The reserves fell to $39.3 billion on May 6, down from $40.42 billion on December 31, 2021.
In the last four months and six days, the reserves have lost 2.98 percent of their worth.
Nigeria is currently dealing with the shocks of crude oil theft and subsidy payments, which the government claims are undermining the benefits of high crude oil prices supported by the Russia-Ukraine war.
Brent crude oil prices are at $104.2, while West Texas Intermediate is selling for $101.5. In March, prices had increased to more than $117 per barrel.
Nigeria’s economy is dependent on oil for more than 90% of its foreign exchange receipts, which analysts feel is unsustainable for a healthy currency.
The governor of the Central Bank of Nigeria, Godwin Emefiele, is currently counting on the Dangote Refinery to help the naira.
Emefiele also believes that limiting the use of dollars for commodity imports such as wheat would save the economy billions of dollars.
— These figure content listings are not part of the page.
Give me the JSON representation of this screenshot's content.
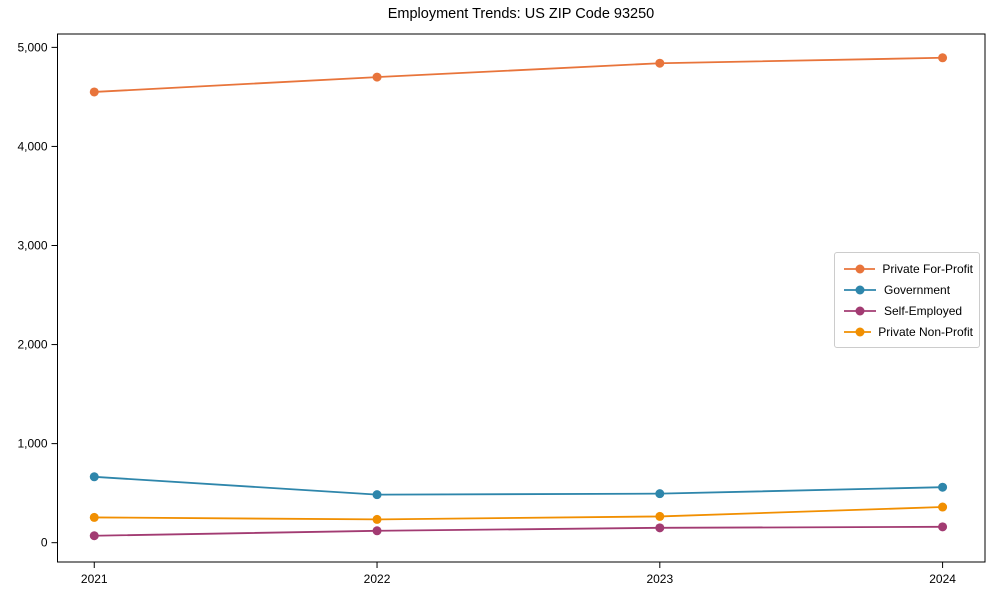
{
  "chart_data": {
    "type": "line",
    "title": "Employment Trends: US ZIP Code 93250",
    "xlabel": "",
    "ylabel": "",
    "x": [
      2021,
      2022,
      2023,
      2024
    ],
    "x_tick_labels": [
      "2021",
      "2022",
      "2023",
      "2024"
    ],
    "yticks": [
      0,
      1000,
      2000,
      3000,
      4000,
      5000
    ],
    "ytick_labels": [
      "0",
      "1,000",
      "2,000",
      "3,000",
      "4,000",
      "5,000"
    ],
    "xlim": [
      2020.87,
      2024.15
    ],
    "ylim": [
      -195,
      5135
    ],
    "grid": false,
    "legend_position": "center-right",
    "marker": "circle",
    "axis_color": "#000000",
    "series": [
      {
        "name": "Private For-Profit",
        "color": "#E8743B",
        "values": [
          4550,
          4700,
          4840,
          4895
        ]
      },
      {
        "name": "Government",
        "color": "#2E86AB",
        "values": [
          665,
          485,
          495,
          560
        ]
      },
      {
        "name": "Self-Employed",
        "color": "#A23B72",
        "values": [
          70,
          120,
          150,
          160
        ]
      },
      {
        "name": "Private Non-Profit",
        "color": "#F18F01",
        "values": [
          255,
          235,
          265,
          360
        ]
      }
    ]
  }
}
Currently, over 42 goods are prohibited.
The bank introduced the R200 in February, a forex policy that would assist the government earn $200 billion in non-oil revenues over the following five years.
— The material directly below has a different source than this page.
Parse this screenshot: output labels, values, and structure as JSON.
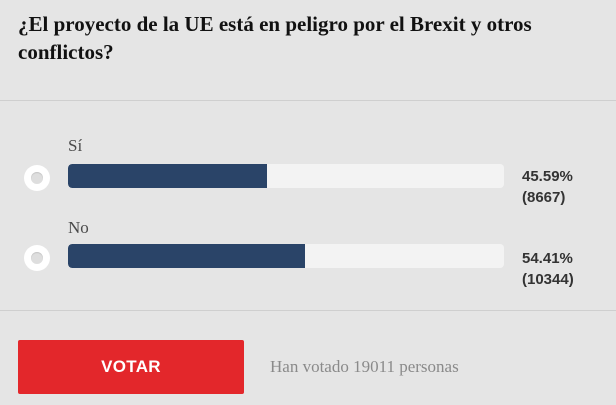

“With Dangote refinery coming up with the 650,000 barrel refinery, hopefully by the end of the year,” Emefiele said, “that will also hopefully reduce the demand for foreign exchange that would normally go for the importation of petroleum products.”
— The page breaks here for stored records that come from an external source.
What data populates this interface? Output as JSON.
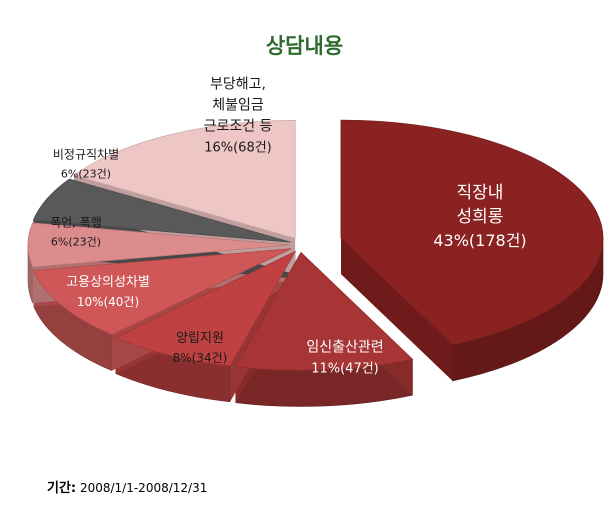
{
  "chart_data": {
    "type": "pie",
    "title": "상담내용",
    "unit": "건",
    "slices": [
      {
        "lines": [
          "직장내",
          "성희롱"
        ],
        "value_label": "43%(178건)",
        "percent": 43,
        "count": 178,
        "color": "#8b2222",
        "exploded": true
      },
      {
        "lines": [
          "임신출산관련"
        ],
        "value_label": "11%(47건)",
        "percent": 11,
        "count": 47,
        "color": "#a83535"
      },
      {
        "lines": [
          "양립지원"
        ],
        "value_label": "8%(34건)",
        "percent": 8,
        "count": 34,
        "color": "#bf4141"
      },
      {
        "lines": [
          "고용상의성차별"
        ],
        "value_label": "10%(40건)",
        "percent": 10,
        "count": 40,
        "color": "#cf5757"
      },
      {
        "lines": [
          "폭언, 폭행"
        ],
        "value_label": "6%(23건)",
        "percent": 6,
        "count": 23,
        "color": "#dc8c8c"
      },
      {
        "lines": [
          "비정규직차별"
        ],
        "value_label": "6%(23건)",
        "percent": 6,
        "count": 23,
        "color": "#595959"
      },
      {
        "lines": [
          "부당해고,",
          "체불임금",
          "근로조건 등"
        ],
        "value_label": "16%(68건)",
        "percent": 16,
        "count": 68,
        "color": "#efc6c6"
      }
    ]
  },
  "footer": {
    "label": "기간:",
    "period": "2008/1/1-2008/12/31"
  }
}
“I have often stated that the importation of refined products alone, whether rice, sugar, or wheat, consumes close to 40% of the foreign exchange required to fund imports in Nigeria.”
“If we find ourselves in a situation where we no longer need foreign exchange to import petroleum products by the end of this year, I believe demand will fall.” As demand falls, whatever supply is available to meet demand will result in a stable exchange rate.”